Arthur Williams '16 at the Lend for America Summit in Berkeley, Calif., in Nov. 2014. It's the leading summit for student-led microfinance organizations.

Over the past several years Cuba has seen many changes. Since Raúl Castro assumed the Cuban presidency in 2008, he has introduced a number of economic reforms that have removed many commercial restrictions and lessened government control. This has resulted in a growing private sector and a rise in Cuban self-employed entrepreneurs.

These reforms, in addition to the normalization of diplomatic rights between Cuba and the United States, means there are new opportunities for Cuban entrepreneurs and for international collaboration. This summer, Arthur Williams ’16, working with Visiting Assistant Professor of Government Omobolaji Olarinmoye, is using an Emerson Grant to research one aspect of this developing field. He is analyzing Cuba’s current micro-finance policies and assessing the positive impact that future microfinance efforts could have.

This project is not Arthur’s first experience with microfinance. He is vice-president of the Hamilton Microfinance Organization, and he has also completed a summer internship with the Renaissance Entrepreneurship Center, a non-profit dedicated to helping Bay Area (Calif.) entrepreneurs develop their small businesses. Through these experiences, William reported, “I have witnessed firsthand the positive impact that microfinance efforts can have on a community.”

about Arthur Williams ’16

Major: Hispanic Studies

Hometown: Kingston, Jamaica

High School: Campion College


Student research

The goal of Williams’s Emerson project is to assess how microfinance may be able to help Cuban entrepreneurs. He spent six weeks in Cuba interviewing local entrepreneurs. He was able to speak with 40 people who have already started their own small businesses and 40 more people who are interested in doing so; he wanted to learn about these entrepreneurs’ goals, needs and challenges. Williams realized how important it is to understand entrepreneurship specifically within Cuba. He wanted to understand “how it functioned, what it meant to the people, the obstacles that people faced and benefits they earned.” This understanding would help him to analyze what kind of a need there was for microfinance services.

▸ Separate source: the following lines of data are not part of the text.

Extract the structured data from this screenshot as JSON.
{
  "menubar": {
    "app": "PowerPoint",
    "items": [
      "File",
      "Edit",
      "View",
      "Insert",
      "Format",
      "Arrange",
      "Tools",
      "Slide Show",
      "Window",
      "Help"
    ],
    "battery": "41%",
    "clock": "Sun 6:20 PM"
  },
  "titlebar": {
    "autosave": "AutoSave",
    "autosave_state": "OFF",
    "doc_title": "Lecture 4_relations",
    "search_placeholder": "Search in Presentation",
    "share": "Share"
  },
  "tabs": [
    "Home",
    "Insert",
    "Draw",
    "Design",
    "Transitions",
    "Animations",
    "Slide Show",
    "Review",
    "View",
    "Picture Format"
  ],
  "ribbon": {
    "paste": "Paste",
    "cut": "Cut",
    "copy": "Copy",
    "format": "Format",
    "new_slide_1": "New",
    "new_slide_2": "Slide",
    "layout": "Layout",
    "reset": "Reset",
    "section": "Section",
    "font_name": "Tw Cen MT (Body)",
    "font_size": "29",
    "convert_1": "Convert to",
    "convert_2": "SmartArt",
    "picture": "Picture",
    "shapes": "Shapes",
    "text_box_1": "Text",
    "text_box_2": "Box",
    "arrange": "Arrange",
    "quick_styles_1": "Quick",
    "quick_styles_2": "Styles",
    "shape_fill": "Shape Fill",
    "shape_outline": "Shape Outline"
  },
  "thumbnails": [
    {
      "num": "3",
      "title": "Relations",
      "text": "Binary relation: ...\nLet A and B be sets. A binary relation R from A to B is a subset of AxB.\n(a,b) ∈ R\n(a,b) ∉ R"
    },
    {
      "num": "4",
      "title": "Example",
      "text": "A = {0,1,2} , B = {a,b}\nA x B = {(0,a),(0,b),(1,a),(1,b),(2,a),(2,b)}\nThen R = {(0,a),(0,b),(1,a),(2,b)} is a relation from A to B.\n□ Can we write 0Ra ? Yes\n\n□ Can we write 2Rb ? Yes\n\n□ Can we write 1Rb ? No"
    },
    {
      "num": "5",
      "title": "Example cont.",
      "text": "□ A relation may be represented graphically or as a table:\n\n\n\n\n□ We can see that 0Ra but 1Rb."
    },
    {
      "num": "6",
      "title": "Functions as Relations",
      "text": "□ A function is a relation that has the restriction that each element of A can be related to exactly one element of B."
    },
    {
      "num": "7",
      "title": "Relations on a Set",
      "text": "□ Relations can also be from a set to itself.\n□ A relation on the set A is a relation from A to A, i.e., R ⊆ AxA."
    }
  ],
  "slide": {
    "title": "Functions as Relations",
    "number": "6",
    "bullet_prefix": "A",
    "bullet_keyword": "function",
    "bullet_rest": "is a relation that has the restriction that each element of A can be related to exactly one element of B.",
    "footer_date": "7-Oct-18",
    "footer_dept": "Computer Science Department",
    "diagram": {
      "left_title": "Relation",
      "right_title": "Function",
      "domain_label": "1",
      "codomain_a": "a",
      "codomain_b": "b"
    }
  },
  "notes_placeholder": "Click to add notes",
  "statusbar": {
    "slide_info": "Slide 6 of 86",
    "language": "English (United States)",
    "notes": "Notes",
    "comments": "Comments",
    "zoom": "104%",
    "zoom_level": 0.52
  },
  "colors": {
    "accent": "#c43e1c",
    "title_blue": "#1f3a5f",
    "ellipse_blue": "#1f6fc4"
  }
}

After completing 80 interviews, Williams has learned a lot about entrepreneurship in Cuba. The growth of the Cuban private sector has created a lot of opportunities for small-scale entrepreneurship. This is a positive change, as the average entrepreneur and micro-business employee can typically make significantly more than state employees. According to Williams, this means that “many people would choose to engage in entrepreneurship if they had the option.”

However, Cuba’s current support for small business growth is insufficient for many entrepreneurs. The Cuban government does have a policy in place to provide loans to self-employed entrepreneurs. In practice, however, few people have access to these loans. This means that the biggest challenge for would-be entrepreneurs is a lack of start-up capital. Williams found that most Cubans who have been able to start their own businesses were relatively well-off or had family abroad who could help them to procure funds.

He said, “Most of the people I interviewed who were interested in starting a small business thought that lack of startup capital was their greatest obstacle and indicated that if micro-credit was more easily available they would make use of the opportunity.” While a lack of capital is not the only challenge for Cuban entrepreneurs, Williams hopes that as collaboration between Cuba and foreign government improves, microfinance from both within and without Cuba can fuel the growth of small businesses.